Setup and Installation
Preparing the input files
Extracting the audio from the video
Generating a transcript from the audio
Setting up the podcast layout
Generating the final output video with Audim

Step 00: Setup

we have setup the project and installed the dependencies.
see docs/setup/installation.md for more details on how to setup the project and install the dependencies.
for demo purposes, we have decided to use Sal Khan: Beyond Khan Academy | 3b1b Podcast #2 as the input video.

Note: you will have your own recordings when you use audim for your own podcast video generation.

Step 01: Prepare the input files

we have downloaded this video podcast from YouTube for demo purposes.

Note: you will have your own recordings when you use audim for your own podcast video generation.
since the video is too long for just a demo, we will only use the 19:39 - "The next decades of education" section of the video.
other than the video, we need a podcast brand logo, and profile images for the speakers. I have used the following images from google:

Step 02: Extract the audio from the video

we have extracted the audio from the video using Audim's extract module.
see docs/audim/utils/extract.md API docs for more details.
see blog v0.0.6 for more details on how to extract the audio from a video file.

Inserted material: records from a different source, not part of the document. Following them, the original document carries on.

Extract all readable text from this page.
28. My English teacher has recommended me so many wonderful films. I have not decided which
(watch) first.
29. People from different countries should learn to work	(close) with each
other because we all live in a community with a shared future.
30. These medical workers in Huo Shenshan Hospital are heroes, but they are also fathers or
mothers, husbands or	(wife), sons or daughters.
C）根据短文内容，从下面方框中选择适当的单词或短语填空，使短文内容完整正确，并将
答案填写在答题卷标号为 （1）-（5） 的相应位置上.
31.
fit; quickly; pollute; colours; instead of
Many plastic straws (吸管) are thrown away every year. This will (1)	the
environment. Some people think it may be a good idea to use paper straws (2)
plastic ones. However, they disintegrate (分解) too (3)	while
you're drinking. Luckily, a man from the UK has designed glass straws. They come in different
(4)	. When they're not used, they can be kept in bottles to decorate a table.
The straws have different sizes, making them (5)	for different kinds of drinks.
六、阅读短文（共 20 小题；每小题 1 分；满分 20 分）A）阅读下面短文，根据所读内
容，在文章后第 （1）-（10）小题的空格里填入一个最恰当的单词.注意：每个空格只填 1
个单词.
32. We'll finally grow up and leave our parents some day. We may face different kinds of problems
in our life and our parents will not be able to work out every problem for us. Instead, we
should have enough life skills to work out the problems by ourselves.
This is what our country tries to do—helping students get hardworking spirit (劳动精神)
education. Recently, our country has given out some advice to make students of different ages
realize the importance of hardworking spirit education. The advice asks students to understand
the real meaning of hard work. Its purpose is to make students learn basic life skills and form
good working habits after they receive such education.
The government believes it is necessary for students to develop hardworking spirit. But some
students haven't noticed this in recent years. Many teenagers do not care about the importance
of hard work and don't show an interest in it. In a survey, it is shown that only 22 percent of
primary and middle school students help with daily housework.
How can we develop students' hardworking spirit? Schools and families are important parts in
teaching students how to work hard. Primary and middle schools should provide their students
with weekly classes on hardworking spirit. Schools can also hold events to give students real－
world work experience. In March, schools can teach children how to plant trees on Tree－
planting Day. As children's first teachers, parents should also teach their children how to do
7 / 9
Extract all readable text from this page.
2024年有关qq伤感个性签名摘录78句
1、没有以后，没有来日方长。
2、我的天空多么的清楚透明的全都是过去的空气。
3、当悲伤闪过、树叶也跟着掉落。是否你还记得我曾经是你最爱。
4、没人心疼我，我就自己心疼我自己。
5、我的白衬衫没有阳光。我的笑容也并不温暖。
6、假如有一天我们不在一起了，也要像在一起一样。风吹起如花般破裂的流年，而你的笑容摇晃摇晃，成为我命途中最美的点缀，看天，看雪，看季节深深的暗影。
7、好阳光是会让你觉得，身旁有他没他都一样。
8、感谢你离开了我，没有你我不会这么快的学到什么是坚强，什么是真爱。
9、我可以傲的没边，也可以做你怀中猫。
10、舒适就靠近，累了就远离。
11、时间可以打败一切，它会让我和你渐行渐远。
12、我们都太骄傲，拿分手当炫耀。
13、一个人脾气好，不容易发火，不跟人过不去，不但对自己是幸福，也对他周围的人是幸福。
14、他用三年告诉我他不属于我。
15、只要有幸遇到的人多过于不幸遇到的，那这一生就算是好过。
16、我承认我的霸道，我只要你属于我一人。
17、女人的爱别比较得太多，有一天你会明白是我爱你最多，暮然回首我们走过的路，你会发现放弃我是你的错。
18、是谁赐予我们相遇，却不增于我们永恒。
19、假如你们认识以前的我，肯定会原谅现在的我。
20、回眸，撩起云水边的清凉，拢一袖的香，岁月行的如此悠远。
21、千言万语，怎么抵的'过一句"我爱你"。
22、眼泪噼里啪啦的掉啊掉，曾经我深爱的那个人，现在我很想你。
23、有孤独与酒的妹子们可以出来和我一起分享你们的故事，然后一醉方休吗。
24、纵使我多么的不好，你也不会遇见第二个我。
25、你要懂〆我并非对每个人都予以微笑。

Note: Incase you had an audio recording instead of a video, you could have skipped step 02 and used the audio file directly in step 03.

Here's the audio file we have extracted:

extracted audio snippet from the downloaded youtube video

Step 03: Generate a transcript from the audio

we have generated a transcript from the audio using Audim's aud2sub module.
see Podcast Transcriber API docs for more details.
see blog v0.0.5 for more details on how to generate a transcript from an audio file.

Note: Incase you had a transcript instead of an audio file, you could have skipped step 03 and used the transcript directly in step 04.

Here's the transcript we have generated:

transcript generated from the audio snippet

Step 04: Set up the podcast layout

we have set up the podcast layout using Audim's sub2pod module.
see Podcast Layout API docs for more details.
see blog v0.0.2 for more details on how to set up the podcast layout.
also, see blog v0.0.3 for the design philosophy behind the podcast layout, and some more variations on the podcast layout.

Here is the final layout and generation code (mostly using the default settings):

from datetime import datetime
from audim.sub2pod.layouts.podcast import PodcastLayout
from audim.sub2pod.core import VideoGenerator

# Create a podcast layout
print("Creating layout...")
layout = PodcastLayout()

# Add speakers and layout tweaks
print("Adding speakers...")
layout.add_speaker("Grant Sanderson", "input/grant.png")
layout.add_speaker("Sal Khan", "input/sal.png")
layout.set_content_offset(200)

# Generate video
print("Generating video...")
generator = VideoGenerator(layout, fps=30)
generator.generate_from_srt(
    srt_path="input/podcast.srt",
    audio_path="input/podcast.mp3",
    logo_path="input/logo.png",
    title="3b1b Podcast: Sal Khan: Beyond Khan Academy",
    cpu_core_utilization="max"
)

# Export the final video
print("Exporting video...")
datetime = datetime.now().strftime("%Y%m%d%H%M%S")
generator.export_video(f"output/podcast_{datetime}.mp4")

Step 05: Generate the video and export final output

we have generated the video using Audim's sub2pod module.
see VideoGenerator API docs for more details.
see blog v0.0.2 for more details on how to generate a video from a transcript.

Here's the final output video we have generated:

final podcast video generated from the input content